Amendement de repli. Le présent amendement vise à reconnaître expressément aux infirmiers le bénéfice de la clause de conscience.
L’infirmier occupe une place centrale dans la procédure : il peut être désigné pour accompagner la personne, en application du V de l’article L. 1111-12-4 et de l’article L. 1111-12-5, et, surtout, pour procéder lui-même à l’administration de la substance létale ou en assurer la surveillance, en application de l’article L. 1111-12-7. Peu d’actes engagent davantage la conscience d’un soignant.

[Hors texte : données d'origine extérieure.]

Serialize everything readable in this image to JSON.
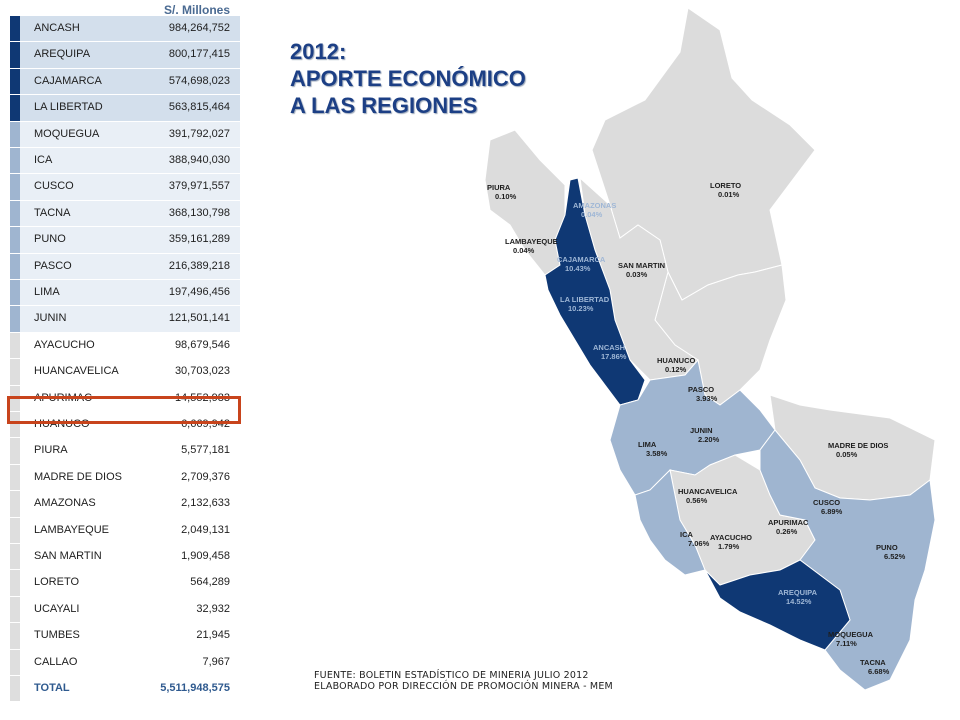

La rédaction actuelle ne protège les infirmiers que de manière implicite et indirecte, par le jeu des renvois. Le présent amendement lève toute ambiguïté en consacrant à leur bénéfice une clause de conscience autonome, par symétrie avec celle reconnue aux médecins.
L’obligation d’information et d’orientation prévue au second alinéa du I de l’article L. 1111-12-12 demeure applicable, de sorte que l’accès à l’aide à mourir n’est pas entravé.